Only 58 stable nuclides have an odd neutron number, compared to 194 with an even neutron number. No odd-neutron-number isotope is the most naturally abundant isotope in its element, except for beryllium-9 (which is the only stable beryllium isotope), nitrogen-14, and platinum-195.

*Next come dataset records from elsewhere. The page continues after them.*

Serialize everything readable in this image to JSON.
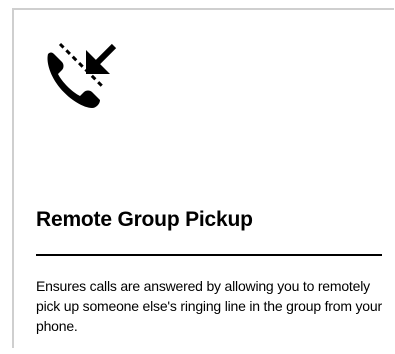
{
  "card": {
    "icon": "remote-call-pickup-icon",
    "title": "Remote Group Pickup",
    "description": "Ensures calls are answered by allowing you to remotely pick up someone else's ringing line in the group from your phone."
  },
  "colors": {
    "text": "#000000",
    "border": "#cfcfcf",
    "background": "#ffffff"
  }
}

No stable nuclides have a neutron number of 19, 21, 35, 39, 45, 61, 89, 115, 123, or ≥ 127. There are 6 stable nuclides and one radioactive primordial nuclide with neutron number 82 (82 is the neutron number with the most stable nuclides, since it is a magic number): barium-138, lanthanum-139, cerium-140, praseodymium-141, neodymium-142, and samarium-144, as well as the radioactive primordial nuclide xenon-136, which decays by a very slow double beta process. Except 20, 50 and 82 (all these three numbers are magic numbers), all other neutron numbers have at most 4 stable nuclides (in the case of 20, there are 5 stable nuclides ^{36}S, ^{37}Cl, ^{38}Ar, ^{39}K, and ^{40}Ca, and in the case for 50, there are 5 stable nuclides: ^{86}Kr, ^{88}Sr, ^{89}Y, ^{90}Zr, and ^{92}Mo, and 1 radioactive primordial nuclide, ^{87}Rb). Most odd neutron numbers have at most one stable nuclide (exceptions are 1 (^{2}H and ^{3}He), 5 (^{9}Be and ^{10}B), 7 (^{13}C and ^{14}N), 55 (^{97}Mo and ^{99}Ru) and 107 (^{179}Hf and ^{180m}Ta)). However, some even neutron numbers also have only one stable nuclide; these numbers are 0 (^{1}H), 2 (^{4}He), 4 (^{7}Li), 84 (^{142}Ce), 86 (^{146}Nd) and 126 (^{208}Pb). The cases of 84 and 86 are special, since ^{142}Ce and ^{146}Nd are theoretically unstable to double beta decay, and the nuclides with 84 or 86 neutrons which are theoretically stable to both beta decay and double beta decay are ^{144}Nd, ^{146}Sm, and ^{148}Sm, but all three nuclides are observed to alpha decay. (In theory, no stable nuclides have neutron number 19, 21, 35, 39, 45, 61, 71, 83–91, 95, 96, and ≥ 99) Besides, no nuclides with neutron number 19, 21, 35, 39, 45, 61, 71, 89, 115, 123, 147, ... are stable to beta decay (see Beta-decay stable isobars).

Only two stable nuclides have fewer neutrons than protons: hydrogen-1 and helium-3. Hydrogen-1 has the smallest neutron number, 0.